Wenn die Regierung höhere Nettoeinkommen will, muss sie die Aufgaben reduzieren. Der Staat halst sich aber immer mehr auf: Elterngeld, Pflegeurlaub, Mütterkuren, Kinderkrippenzuschüsse.

Netto ist das, was am Ende übrig bleibt. Immerhin das haben die Sozialdemokraten inzwischen gelernt. Was sie noch nicht gelernt zu haben scheinen, ist, wer über die Differenz von Brutto- zu Nettoeinkommen bestimmt. Das sind nämlich der deutsche Bundestag, der Bundesrat und die Bundesregierung. Mit jeder Entscheidung über Staatsaufgaben und -ausgaben, direkten Steuern und Sozialabgaben verändern sie das Verhältnis von Brutto und Netto.

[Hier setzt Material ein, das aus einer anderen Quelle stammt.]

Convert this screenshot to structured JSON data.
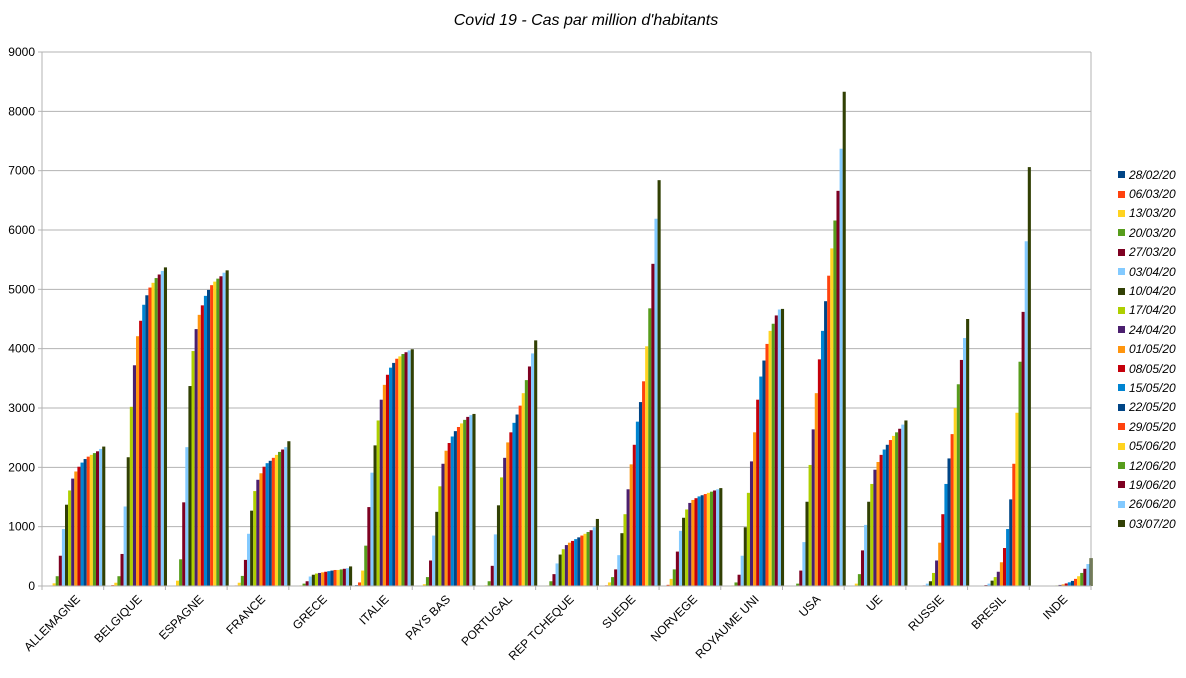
{
  "chart_data": {
    "type": "bar",
    "title": "Covid 19 - Cas par million d'habitants",
    "xlabel": "",
    "ylabel": "",
    "ylim": [
      0,
      9000
    ],
    "yticks": [
      "0",
      "1000",
      "2000",
      "3000",
      "4000",
      "5000",
      "6000",
      "7000",
      "8000",
      "9000"
    ],
    "grid": true,
    "legend_position": "right",
    "categories": [
      "ALLEMAGNE",
      "BELGIQUE",
      "ESPAGNE",
      "FRANCE",
      "GRECE",
      "ITALIE",
      "PAYS BAS",
      "PORTUGAL",
      "REP TCHEQUE",
      "SUEDE",
      "NORVEGE",
      "ROYAUME UNI",
      "USA",
      "UE",
      "RUSSIE",
      "BRESIL",
      "INDE"
    ],
    "series": [
      {
        "name": "28/02/20",
        "color": "#004586",
        "values": [
          1,
          1,
          1,
          1,
          0,
          14,
          0,
          0,
          0,
          1,
          3,
          0,
          0,
          1,
          0,
          0,
          0
        ]
      },
      {
        "name": "06/03/20",
        "color": "#ff420e",
        "values": [
          9,
          15,
          9,
          10,
          3,
          60,
          5,
          3,
          1,
          12,
          20,
          2,
          1,
          8,
          0,
          0,
          0
        ]
      },
      {
        "name": "13/03/20",
        "color": "#ffd320",
        "values": [
          45,
          55,
          90,
          55,
          10,
          260,
          30,
          12,
          10,
          60,
          120,
          10,
          5,
          40,
          1,
          1,
          0
        ]
      },
      {
        "name": "20/03/20",
        "color": "#579d1c",
        "values": [
          165,
          165,
          450,
          170,
          40,
          680,
          150,
          80,
          80,
          150,
          280,
          60,
          40,
          200,
          2,
          5,
          0
        ]
      },
      {
        "name": "27/03/20",
        "color": "#7e0021",
        "values": [
          510,
          540,
          1410,
          440,
          80,
          1330,
          430,
          340,
          200,
          280,
          580,
          190,
          260,
          600,
          10,
          15,
          1
        ]
      },
      {
        "name": "03/04/20",
        "color": "#83caff",
        "values": [
          960,
          1340,
          2340,
          880,
          160,
          1910,
          850,
          870,
          380,
          520,
          930,
          510,
          740,
          1030,
          40,
          40,
          2
        ]
      },
      {
        "name": "10/04/20",
        "color": "#314004",
        "values": [
          1370,
          2170,
          3370,
          1270,
          190,
          2370,
          1250,
          1360,
          530,
          890,
          1150,
          990,
          1420,
          1420,
          80,
          90,
          5
        ]
      },
      {
        "name": "17/04/20",
        "color": "#aecf00",
        "values": [
          1610,
          3020,
          3960,
          1600,
          210,
          2790,
          1680,
          1830,
          620,
          1210,
          1290,
          1570,
          2040,
          1720,
          220,
          150,
          10
        ]
      },
      {
        "name": "24/04/20",
        "color": "#4b1f6f",
        "values": [
          1810,
          3720,
          4330,
          1790,
          220,
          3140,
          2060,
          2160,
          690,
          1630,
          1400,
          2100,
          2640,
          1960,
          430,
          240,
          18
        ]
      },
      {
        "name": "01/05/20",
        "color": "#ff950e",
        "values": [
          1930,
          4210,
          4570,
          1900,
          230,
          3390,
          2280,
          2420,
          730,
          2050,
          1450,
          2590,
          3250,
          2090,
          730,
          400,
          27
        ]
      },
      {
        "name": "08/05/20",
        "color": "#c5000b",
        "values": [
          2010,
          4470,
          4730,
          2010,
          240,
          3560,
          2410,
          2590,
          760,
          2380,
          1480,
          3140,
          3820,
          2210,
          1210,
          640,
          43
        ]
      },
      {
        "name": "15/05/20",
        "color": "#0084d1",
        "values": [
          2080,
          4740,
          4890,
          2070,
          250,
          3680,
          2520,
          2750,
          790,
          2770,
          1510,
          3530,
          4300,
          2300,
          1720,
          960,
          62
        ]
      },
      {
        "name": "22/05/20",
        "color": "#004586",
        "values": [
          2140,
          4900,
          4990,
          2110,
          260,
          3760,
          2610,
          2890,
          820,
          3100,
          1530,
          3800,
          4800,
          2380,
          2150,
          1460,
          86
        ]
      },
      {
        "name": "29/05/20",
        "color": "#ff420e",
        "values": [
          2180,
          5030,
          5070,
          2160,
          270,
          3830,
          2680,
          3040,
          850,
          3450,
          1550,
          4080,
          5230,
          2460,
          2560,
          2060,
          120
        ]
      },
      {
        "name": "05/06/20",
        "color": "#ffd320",
        "values": [
          2210,
          5110,
          5130,
          2210,
          270,
          3870,
          2740,
          3250,
          880,
          4040,
          1570,
          4300,
          5690,
          2530,
          3000,
          2920,
          165
        ]
      },
      {
        "name": "12/06/20",
        "color": "#579d1c",
        "values": [
          2240,
          5190,
          5180,
          2260,
          280,
          3910,
          2800,
          3470,
          910,
          4680,
          1590,
          4420,
          6160,
          2590,
          3400,
          3780,
          220
        ]
      },
      {
        "name": "19/06/20",
        "color": "#7e0021",
        "values": [
          2270,
          5250,
          5220,
          2300,
          290,
          3940,
          2850,
          3700,
          940,
          5430,
          1610,
          4560,
          6660,
          2650,
          3810,
          4620,
          290
        ]
      },
      {
        "name": "26/06/20",
        "color": "#83caff",
        "values": [
          2310,
          5310,
          5280,
          2340,
          300,
          3970,
          2880,
          3920,
          990,
          6190,
          1630,
          4660,
          7370,
          2720,
          4180,
          5810,
          370
        ]
      },
      {
        "name": "03/07/20",
        "color": "#314004",
        "values": [
          2350,
          5370,
          5320,
          2440,
          330,
          3990,
          2900,
          4140,
          1130,
          6840,
          1650,
          4670,
          8330,
          2790,
          4500,
          7060,
          470
        ]
      }
    ]
  }
}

Es ist schon bemerkenswert, mit welcher Unschuldsmiene der heutige SPD-Vorsitzende Kurt Beck die neue Nettolohndebatte kommentiert, mit welch arglosem Augenaufschlag Vizekanzler Franz Müntefering auf die vermeintliche Schocknachricht aus dem eigenen Haus reagiert, die Nettolöhne seien seit 1986 nicht gestiegen. Beide fordern Abhilfe, der eine will flächendeckende kräftige Lohnerhöhungen, der andere außerdem flächendeckende kräftige Mindestlöhne. Als ob das Problem darin läge, dass die Lohnentwicklung der vergangenen Jahre moderat war – das war der Reflex darauf, dass auch das Wirtschaftswachstum mehr als dürftig ausfiel.

Dagegen hätten Franz Müntefering, Kurt Beck und alle, die jetzt klagen, Gelegenheit, dem Bürger mehr Netto zuzugestehen. Die Arbeitslosenversicherung könnte ihre Beiträge problemlos senken, eine ordentliche Gesundheitsreform hätte dasselbe bei der Krankenversicherung bewirkt. Würde die Koalition bei der Pflege das Nötige tun, würde sie auch hier Sorge tragen, dass mehr Netto übrig bleibt. Ganz zu schweigen davon, dass der Staat sich von Aufgaben trennen könnte, um die Einkommen zu entlasten.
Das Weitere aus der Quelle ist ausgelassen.